Other medical devices are configured to perform the sensing function, i.e., to sense a particular parameter, e.g., the amount of a specified substance in the blood or tissue of the patient, and to generate an electrical signal indicative of the quantity or concentration level of the substance sensed. An example of an implantable medical device that performs the sensing function is shown, e.g., in U.S. Pat. No. 4,671,288. Sometimes, sensing a desired parameter or other element, e.g., an evoked response, occurs through the same or similar electrodes through which stimulation is applied.
Some stimulating devices, e.g., cardiac pacemakers, and the microstimulators of the type disclosed in the above-referenced '539 patent, may always apply their stimulation pulses through the same electrodes. Other stimulating devices, e.g., cochlea stimulators of the type disclosed in the above-referenced '726 patent, however, apply the stimulus pulses, which are of varying amplitude and polarity, to different electrodes, or different electrode pairs, as a function of the sensed input signal. There is thus a need in the implantable stimulating device field to provide an output circuit for use with such devices that allows different electrode pairs to be selected through which stimulus currents having different amplitudes and polarities may be applied.
As medical devices have become more useful and numerous in recent years, there is a continual need to provide very low power sensors and stimulators that may be connected to, or incorporated within, such devices so that the desired function of the device can be carried out without the expenditure of large amounts of power (which power, for an implanted device, is usually limited). Moreover, there is a constant need and desire to make such implantable devices smaller and smaller.
To meet this need (smaller circuits, less power) within an implantable stimulating device, it has been common to design an output circuit for interfacing with the electrodes which selectively connects a single current source, or one of a plurality of current sources, to a selected electrode pair, rather than designing a separate current source for each electrode pair.
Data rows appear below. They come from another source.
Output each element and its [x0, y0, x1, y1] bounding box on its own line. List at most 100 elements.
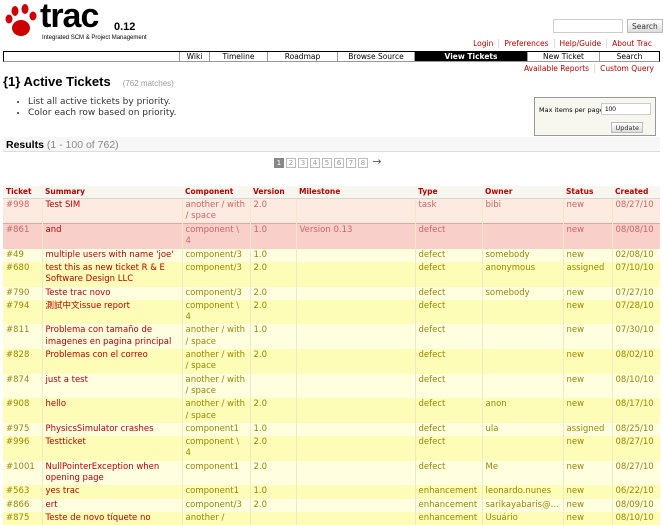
cell-ticket[interactable]: #794 — [3, 299, 42, 325]
nav-tab-search[interactable]: Search — [599, 52, 659, 61]
nav-tab-timeline[interactable]: Timeline — [209, 52, 267, 61]
trac-version: 0.12 — [114, 21, 136, 33]
nav-tab-browse-source[interactable]: Browse Source — [337, 52, 414, 61]
cell-milestone — [295, 398, 415, 423]
cell-version: 2.0 — [249, 436, 296, 461]
page-link[interactable]: 1 — [274, 158, 284, 168]
cell-summary[interactable]: PhysicsSimulator crashes — [41, 422, 182, 437]
cell-summary[interactable]: NullPointerException when opening page — [41, 460, 182, 486]
max-items-input[interactable] — [601, 103, 651, 115]
search-input[interactable] — [553, 19, 623, 33]
cell-owner: somebody — [481, 248, 563, 262]
meta-link-preferences[interactable]: Preferences — [498, 39, 553, 48]
cell-ticket[interactable]: #908 — [3, 398, 42, 423]
cell-ticket[interactable]: #874 — [3, 373, 42, 399]
cell-ticket[interactable]: #1001 — [3, 460, 42, 486]
cell-summary[interactable]: Problema con tamaño de imagenes en pagin… — [41, 324, 182, 350]
nav-tab-new-ticket[interactable]: New Ticket — [527, 52, 599, 61]
cell-version: 1.0 — [249, 485, 296, 499]
cell-summary[interactable]: 測試中文issue report — [41, 299, 182, 325]
cell-summary[interactable]: Problemas con el correo — [41, 349, 182, 374]
cell-status: new — [562, 198, 612, 224]
page-link[interactable]: 4 — [310, 158, 320, 168]
main-nav: Wiki Timeline Roadmap Browse Source View Tic… — [3, 51, 660, 62]
meta-nav: Login Preferences Help/Guide About Trac — [468, 39, 657, 48]
table-row: #790 Teste trac novo component/3 2.0 defect s… — [3, 286, 660, 300]
page-link[interactable]: 2 — [286, 158, 296, 168]
page-link[interactable]: 3 — [298, 158, 308, 168]
column-header-ticket[interactable]: Ticket — [3, 186, 42, 199]
trac-logo[interactable]: trac 0.12 Integrated SCM & Project Manag… — [4, 0, 154, 43]
cell-component: component1 — [181, 460, 250, 486]
column-header-milestone[interactable]: Milestone — [296, 186, 415, 199]
cell-owner: Usuário — [481, 511, 563, 525]
cell-summary[interactable]: ert — [41, 498, 182, 512]
cell-ticket[interactable]: #998 — [3, 198, 42, 224]
page-link[interactable]: 7 — [346, 158, 356, 168]
cell-created: 08/02/10 — [611, 349, 660, 374]
update-button[interactable]: Update — [611, 122, 643, 133]
context-link-custom-query[interactable]: Custom Query — [594, 64, 659, 73]
description-item: List all active tickets by priority. — [28, 97, 176, 108]
cell-summary[interactable]: just a test — [41, 373, 182, 399]
search-form: Search — [553, 19, 663, 33]
cell-summary[interactable]: and — [41, 223, 182, 249]
cell-created: 08/10/10 — [611, 373, 660, 399]
cell-ticket[interactable]: #790 — [3, 286, 42, 300]
column-header-owner[interactable]: Owner — [482, 186, 563, 199]
next-page-arrow-icon[interactable]: → — [372, 155, 382, 168]
nav-tab-roadmap[interactable]: Roadmap — [267, 52, 337, 61]
context-link-available-reports[interactable]: Available Reports — [523, 64, 590, 73]
cell-version: 2.0 — [249, 398, 296, 423]
cell-summary[interactable]: test this as new ticket R & E Software D… — [41, 261, 182, 287]
cell-ticket[interactable]: #828 — [3, 349, 42, 374]
cell-status: new — [562, 248, 612, 262]
cell-owner: leonardo.nunes — [481, 485, 563, 499]
cell-status: new — [562, 498, 612, 512]
cell-summary[interactable]: multiple users with name 'joe' — [41, 248, 182, 262]
page-link[interactable]: 5 — [322, 158, 332, 168]
column-header-created[interactable]: Created — [612, 186, 660, 199]
column-header-type[interactable]: Type — [415, 186, 482, 199]
cell-status: new — [562, 460, 612, 486]
meta-link-login[interactable]: Login — [473, 39, 494, 48]
page-link[interactable]: 6 — [334, 158, 344, 168]
cell-summary[interactable]: Testticket — [41, 436, 182, 461]
nav-tab-wiki[interactable]: Wiki — [179, 52, 209, 61]
cell-ticket[interactable]: #875 — [3, 511, 42, 525]
cell-ticket[interactable]: #866 — [3, 498, 42, 512]
cell-ticket[interactable]: #975 — [3, 422, 42, 437]
cell-ticket[interactable]: #563 — [3, 485, 42, 499]
cell-milestone — [295, 286, 415, 300]
cell-summary[interactable]: Test SIM — [41, 198, 182, 224]
cell-summary[interactable]: Teste trac novo — [41, 286, 182, 300]
cell-version: 1.0 — [249, 248, 296, 262]
cell-status: assigned — [562, 422, 612, 437]
meta-link-about-trac[interactable]: About Trac — [606, 39, 657, 48]
nav-tab-view-tickets[interactable]: View Tickets — [414, 52, 527, 61]
cell-summary[interactable]: hello — [41, 398, 182, 423]
cell-summary[interactable]: yes trac — [41, 485, 182, 499]
match-count: (762 matches) — [122, 79, 174, 88]
search-button[interactable]: Search — [627, 19, 663, 33]
meta-link-help-guide[interactable]: Help/Guide — [553, 39, 607, 48]
cell-ticket[interactable]: #861 — [3, 223, 42, 249]
column-header-summary[interactable]: Summary — [42, 186, 182, 199]
cell-component: another / with / space — [181, 198, 250, 224]
cell-status: assigned — [562, 261, 612, 287]
page-link[interactable]: 8 — [358, 158, 368, 168]
max-items-label: Max items per page — [539, 106, 604, 114]
cell-version — [249, 511, 296, 525]
cell-ticket[interactable]: #811 — [3, 324, 42, 350]
cell-ticket[interactable]: #680 — [3, 261, 42, 287]
cell-created: 08/08/10 — [611, 223, 660, 249]
column-header-component[interactable]: Component — [182, 186, 250, 199]
cell-ticket[interactable]: #996 — [3, 436, 42, 461]
cell-status: new — [562, 436, 612, 461]
column-header-version[interactable]: Version — [250, 186, 296, 199]
cell-created: 02/08/10 — [611, 248, 660, 262]
cell-milestone — [295, 460, 415, 486]
column-header-status[interactable]: Status — [563, 186, 612, 199]
cell-summary[interactable]: Teste de novo tíquete no — [41, 511, 182, 525]
cell-ticket[interactable]: #49 — [3, 248, 42, 262]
In order to allow the polarity of the stimulus applied through the selected electrode pair to be changed without requiring an additional current source, which would tend to make the device larger and consume more power, it is also known to employ a switching matrix which selectively connects the selected electrode pair to either side of the current source, or which otherwise causes the current flow direction through the selected electrode pair to change. All such switching matrices, or equivalent schemes, require that the electrode nodes (those nodes connected directly to a given electrode) be physically or electrically switched from one circuit location to another. Disadvantageously, such "switching" requires additional circuitry which not only increases the impedance of the circuit connection path, but which also, during operation, takes time to complete, i.e., takes a finite time to switch the switching components from being biased ON (low impedance) or OFF (high impedance) so that the desired "connection" may be established or disconnected.
There is thus a need in the art for an output circuit useable within an implantable current stimulator that is small, operates at low power, and does not physically or electrically switch the electrode node from one circuit location to another as different and continually changing stimulus parameters (amplitude, polarity, electrode pairings) are needed.